- Born: 1962 (age 63–64)
- Education: Tongji University; Drexel University;
- Awards: Humboldt Prize (2014); Outstanding Nuclear Physicists Award (2015); Herman Feshbach Prize in Theoretical Nuclear Physics (2016);
- Scientific career
- Fields: Nuclear physics, particle physics
- Workplaces: California Institute of Technology; Massachusetts Institute of Technology; University of Maryland; Shanghai Jiao Tong University; Peking University;

= Xiangdong Ji =

Chinese theoretical nuclear and particle physicist

Xiangdong Ji (季向东 (Jì Xiàngdōng); born 1962) is a Chinese theoretical nuclear and elementary particle physicist. He is a Distinguished University Professor at the University of Maryland, College Park.

Ji received his bachelor's degree from Tongji University in 1982 and his PhD from Drexel University in 1987. He was a postdoctoral researcher at Caltech and MIT. In 1991, he became Assistant Professor at the MIT, and in 1996 he moved to the University of Maryland, where he was the founding director of the Maryland Center for Fundamental Physics from 2007 to 2009. He was the Dean of Physics and Astronomy Department at Shanghai Jiao Tong University from 2009 to 2013.

Ji's main research interest has been in the quark and gluon structure of the proton and neutron in Quantum Chromodynamics (QCD). He formulated the spin structure of the proton in terms of local and gauge-invariant spin and orbital angular momentum contributions of quarks and gluons (Ji spin decomposition), showed that they can be obtained (Ji sum rule) from a class of physical quantities called Generalized Parton Distributions (GPDs) he introduced independently. GPDs are the special cases of Wigner distributions which provide simultaneous space and momentum information of partons.

Ji found a new class of QCD hard scattering called Deep Exclusive Processes in lepton-nucleon collisions, which allows to probe the GPDs experimentally. The simplest example is production of a high-energy photon and a recoil nucleon in hard scattering, which he named it as Deeply-Virtual Compton scattering (DVCS).
Deep Exclusive Processes has been an important part of the experimental program at Jefferson Lab 12 GeV facility
and the Electron-Ion Collider at Brookhaven National Laboratory.

In 2013, Ji found that the fundamental quantities charactering the high-energy properties of the nucleon, the parton distributions introduced by R. Feynman, can be directly calculated in Euclidean lattice field theory. He developed this into Large-Momentum Effective Theory or LaMET which allows parton physics or light-cone correlations computable from large momentum expansion of time-independent observables in lattice QCD.

Ji was elected a fellow of the American Physical Society in 2000, "[f]or fundamental contributions to the understanding of the structure of the nucleon and the process of deeply virtual Compton scattering." In 2014 he won the Humboldt Prize and in 2015 he won the Outstanding Nuclear Physicists Award from the Jefferson Sciences Associates.

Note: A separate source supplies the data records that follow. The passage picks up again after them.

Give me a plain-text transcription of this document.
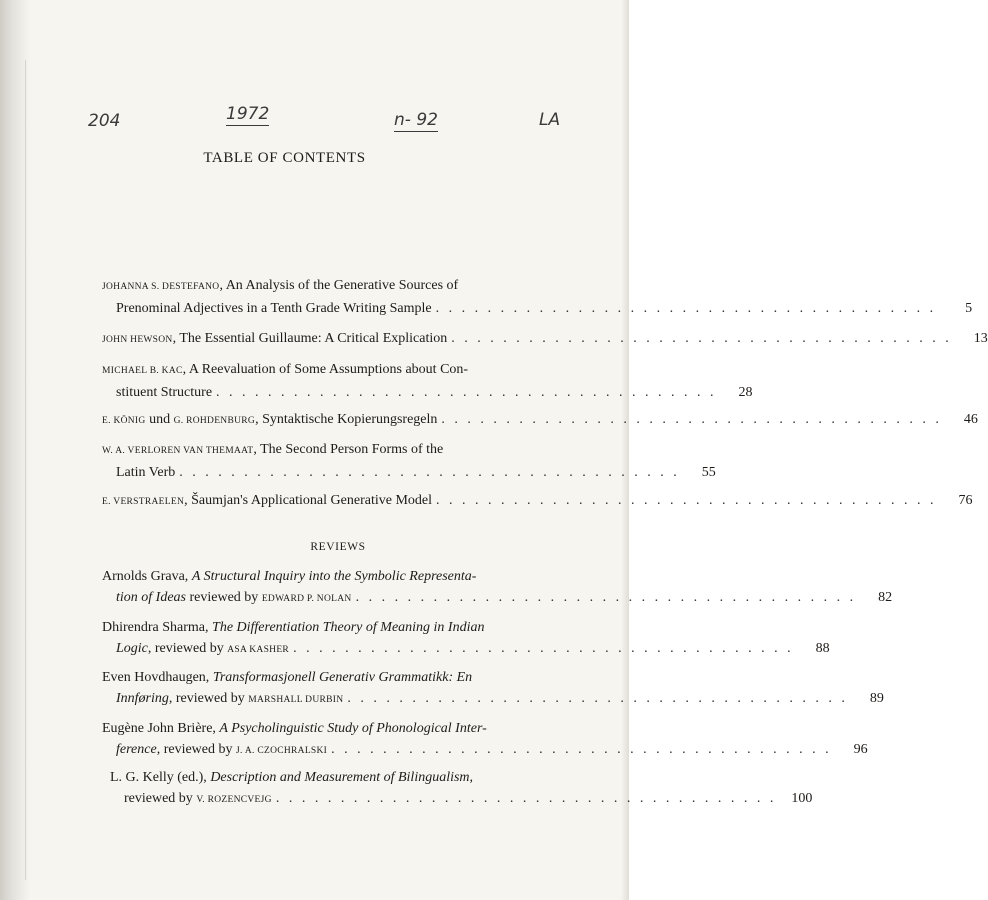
204	1972	n- 92	LA
TABLE OF CONTENTS
JOHANNA S. DESTEFANO , An Analysis of the Generative Sources of
Prenominal Adjectives in a Tenth Grade Writing Sample . . . . . . . . . . . . . . . . . . . . . . . . . . . . . . . . . . . . . . .	5
JOHN HEWSON , The Essential Guillaume: A Critical Explication . . . . . . . . . . . . . . . . . . . . . . . . . . . . . . . . . . . . . . .	13
MICHAEL B. KAC , A Reevaluation of Some Assumptions about Con-
stituent Structure . . . . . . . . . . . . . . . . . . . . . . . . . . . . . . . . . . . . . . .	28
E. KÖNIG und G. ROHDENBURG , Syntaktische Kopierungsregeln . . . . . . . . . . . . . . . . . . . . . . . . . . . . . . . . . . . . . . .	46
W. A. VERLOREN VAN THEMAAT , The Second Person Forms of the
Latin Verb . . . . . . . . . . . . . . . . . . . . . . . . . . . . . . . . . . . . . . .	55
E. VERSTRAELEN , Šaumjan's Applicational Generative Model . . . . . . . . . . . . . . . . . . . . . . . . . . . . . . . . . . . . . . .	76
REVIEWS
Arnolds Grava, A Structural Inquiry into the Symbolic Representa-
tion of Ideas reviewed by EDWARD P. NOLAN . . . . . . . . . . . . . . . . . . . . . . . . . . . . . . . . . . . . . . .	82
Dhirendra Sharma, The Differentiation Theory of Meaning in Indian
Logic , reviewed by ASA KASHER . . . . . . . . . . . . . . . . . . . . . . . . . . . . . . . . . . . . . . .	88
Even Hovdhaugen, Transformasjonell Generativ Grammatikk: En
Innføring , reviewed by MARSHALL DURBIN . . . . . . . . . . . . . . . . . . . . . . . . . . . . . . . . . . . . . . .	89
Eugène John Brière, A Psycholinguistic Study of Phonological Inter-
ference , reviewed by J. A. CZOCHRALSKI . . . . . . . . . . . . . . . . . . . . . . . . . . . . . . . . . . . . . . .	96
L. G. Kelly (ed.), Description and Measurement of Bilingualism,
reviewed by V. ROZENCVEJG . . . . . . . . . . . . . . . . . . . . . . . . . . . . . . . . . . . . . . .	100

In 2016 he won the Herman Feshbach Prize in Theoretical Nuclear Physics for pioneering work in developing tools to characterize the structure of the nucleon within QCD and for showing how its properties can be probed through experiments; this work not only illuminates the nucleon theoretically but also acts as a driver of experimental programs worldwide.

Ji is also engaged in elementary particle physics. He was the founder and the first spokesperson (2009-2018) of the PandaX project, one of the three most advanced deep underground liquid xenon experiments in the world (the other two are XENON and LZ), to elucidate the nature of dark matter and fundamental properties of neutrinos.